Questa è una storia d’amore e di cura. Una storia che sembrava percorrere il passo zoppo del cuore, tipico degli amori impossibili: uno di quei legami candidati al naufragio. E invece sono naufragati soltanto i pregiudizi e le paure.
Esistono nella vita dei legami e delle amicizie che derubano e deturpano e altri che curano. Questo è uno di quelli.
Durante la mia prima FieraCavalli, Verona, durante la quale ho raccontato storie di emozioni e relazioni, di amazzoni e bambini, e di tanto altro per La Zampa, il canale degli animali de La Stampa, la Repubblica e tutto il Gruppo Gedi, mi sono emozionata scrivendo.

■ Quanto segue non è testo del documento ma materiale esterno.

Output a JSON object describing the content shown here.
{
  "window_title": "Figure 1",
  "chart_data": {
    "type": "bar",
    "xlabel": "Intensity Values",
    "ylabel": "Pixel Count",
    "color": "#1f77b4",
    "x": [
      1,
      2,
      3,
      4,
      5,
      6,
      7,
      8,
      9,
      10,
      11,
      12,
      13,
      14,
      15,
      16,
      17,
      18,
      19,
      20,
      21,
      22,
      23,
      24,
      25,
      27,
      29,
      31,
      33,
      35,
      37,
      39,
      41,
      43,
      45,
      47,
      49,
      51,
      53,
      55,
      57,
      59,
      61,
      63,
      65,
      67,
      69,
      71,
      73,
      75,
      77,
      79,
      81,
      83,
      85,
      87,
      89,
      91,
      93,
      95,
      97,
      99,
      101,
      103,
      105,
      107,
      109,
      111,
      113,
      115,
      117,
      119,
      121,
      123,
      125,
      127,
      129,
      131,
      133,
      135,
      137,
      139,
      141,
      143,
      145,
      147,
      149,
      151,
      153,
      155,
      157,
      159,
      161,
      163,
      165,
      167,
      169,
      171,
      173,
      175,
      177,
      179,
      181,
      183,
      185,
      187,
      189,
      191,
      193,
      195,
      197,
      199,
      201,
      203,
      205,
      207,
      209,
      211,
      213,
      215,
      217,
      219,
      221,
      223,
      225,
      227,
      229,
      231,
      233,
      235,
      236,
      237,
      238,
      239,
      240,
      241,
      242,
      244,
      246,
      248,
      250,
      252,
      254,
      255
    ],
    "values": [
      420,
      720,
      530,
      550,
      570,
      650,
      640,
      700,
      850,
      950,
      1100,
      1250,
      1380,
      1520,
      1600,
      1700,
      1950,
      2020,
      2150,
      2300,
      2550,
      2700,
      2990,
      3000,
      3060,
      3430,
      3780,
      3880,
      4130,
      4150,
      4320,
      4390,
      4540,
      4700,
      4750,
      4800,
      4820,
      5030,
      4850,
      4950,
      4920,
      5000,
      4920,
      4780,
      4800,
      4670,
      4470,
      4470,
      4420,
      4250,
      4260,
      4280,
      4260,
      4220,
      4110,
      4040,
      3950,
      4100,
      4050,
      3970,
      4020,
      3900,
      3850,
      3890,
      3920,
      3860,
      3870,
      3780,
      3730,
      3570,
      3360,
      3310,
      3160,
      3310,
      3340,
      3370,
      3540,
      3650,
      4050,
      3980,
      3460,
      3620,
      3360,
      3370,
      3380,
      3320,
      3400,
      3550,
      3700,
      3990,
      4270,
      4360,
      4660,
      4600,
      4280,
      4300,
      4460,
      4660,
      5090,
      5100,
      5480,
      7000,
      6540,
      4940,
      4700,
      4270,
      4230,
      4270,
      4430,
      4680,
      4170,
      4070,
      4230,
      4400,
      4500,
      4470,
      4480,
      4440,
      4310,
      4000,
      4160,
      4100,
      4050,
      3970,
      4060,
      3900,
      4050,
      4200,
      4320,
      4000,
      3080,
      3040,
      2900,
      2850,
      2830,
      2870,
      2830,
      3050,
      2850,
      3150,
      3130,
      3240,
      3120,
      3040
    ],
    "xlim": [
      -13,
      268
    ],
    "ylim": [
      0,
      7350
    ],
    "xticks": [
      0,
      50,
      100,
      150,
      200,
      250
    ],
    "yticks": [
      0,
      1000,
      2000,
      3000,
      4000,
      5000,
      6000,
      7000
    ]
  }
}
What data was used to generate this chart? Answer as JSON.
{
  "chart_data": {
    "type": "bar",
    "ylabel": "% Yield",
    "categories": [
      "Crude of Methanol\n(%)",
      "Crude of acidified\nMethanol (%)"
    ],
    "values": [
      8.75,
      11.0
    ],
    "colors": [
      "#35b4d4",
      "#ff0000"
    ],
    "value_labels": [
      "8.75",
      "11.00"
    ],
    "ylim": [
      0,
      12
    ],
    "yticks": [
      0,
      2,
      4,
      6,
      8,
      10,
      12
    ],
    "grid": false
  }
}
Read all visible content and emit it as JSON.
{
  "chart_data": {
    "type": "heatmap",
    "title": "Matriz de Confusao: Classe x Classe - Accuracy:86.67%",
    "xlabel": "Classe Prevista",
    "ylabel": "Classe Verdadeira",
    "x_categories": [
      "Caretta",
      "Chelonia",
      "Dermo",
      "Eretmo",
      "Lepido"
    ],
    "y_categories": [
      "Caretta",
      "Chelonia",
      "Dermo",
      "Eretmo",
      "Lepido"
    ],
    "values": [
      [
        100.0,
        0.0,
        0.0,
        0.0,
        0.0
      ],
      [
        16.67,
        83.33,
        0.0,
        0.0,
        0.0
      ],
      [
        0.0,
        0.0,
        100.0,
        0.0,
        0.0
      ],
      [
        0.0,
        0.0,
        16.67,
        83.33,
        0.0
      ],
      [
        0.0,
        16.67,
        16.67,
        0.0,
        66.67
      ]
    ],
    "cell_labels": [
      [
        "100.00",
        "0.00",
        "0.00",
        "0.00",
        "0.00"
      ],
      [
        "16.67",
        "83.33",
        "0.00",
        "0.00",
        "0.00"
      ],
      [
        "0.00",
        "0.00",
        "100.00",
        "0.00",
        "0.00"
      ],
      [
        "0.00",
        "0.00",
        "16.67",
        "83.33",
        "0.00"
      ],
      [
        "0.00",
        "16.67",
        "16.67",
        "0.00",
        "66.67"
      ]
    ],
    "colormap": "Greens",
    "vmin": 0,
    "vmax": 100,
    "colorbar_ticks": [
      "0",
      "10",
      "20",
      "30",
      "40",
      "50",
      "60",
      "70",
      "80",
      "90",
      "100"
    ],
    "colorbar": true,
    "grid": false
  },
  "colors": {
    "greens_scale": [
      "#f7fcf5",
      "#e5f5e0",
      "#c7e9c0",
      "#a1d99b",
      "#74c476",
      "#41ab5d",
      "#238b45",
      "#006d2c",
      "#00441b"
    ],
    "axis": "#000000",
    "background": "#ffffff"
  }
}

Più del solito. Più di sempre.
Ho sempre amato i cavalli, la loro eleganza e maestria, e il loro cuore fedele e pulsante. In fiera ho avuto modo di incontrare il Frisone, un cavallo che più di tutti ha rapito il mio cuore. Giravo per i padiglioni e poi tornavo sempre lì. Mi sentivo calamitata, attratta, inchiodata a una razza misteriosa e austera.
Il Frisone è un cavallo dalle origini antiche che ha rischiato addirittura l’estinzione. Robusto e possente, non teme la fatica e ama profondamente la relazione con l’uomo. Bello e infaticabile ha una criniera folta e scarmigliata e uno sguardo unico, di quelli che ti scrutano l’anima e che ti inchiodano a te stessa.
In fiera si è esibito con un ragazzo disabile di Palermo, nato con un’emiparesi al lato destro del corpo, e con una ragazzina non vedente.
Ho saputo soltanto dopo le loro esibizioni delle loro disabilità perché il loro legame con il cavallo e il modo di cavalcare, e fare anche dressage, era talmente fluido e armonioso da non fare presagire nessuna difficoltà e nemmeno disabilità. La ragazzina di circa quindi anni era fiera e sicura di sé. Quel Frisone aveva spazzato via la sua disabilità, le sue paure, le sue incertezze. Il cavallo era i suoi occhi e l’aveva resa vedente come tutti gli altri. Stava accanto a un altro Frisone con il suo bravissimo cavaliere, anche lui quindicenne, e vederli danzare un passo a due con i loro maestosi cavalli è stata un’emozione davvero unica. Quel legame aveva fatto una magia.
Rincaso con il cuore stracolmo d’amore di emozioni, in attesa della prossima FieraCavalli.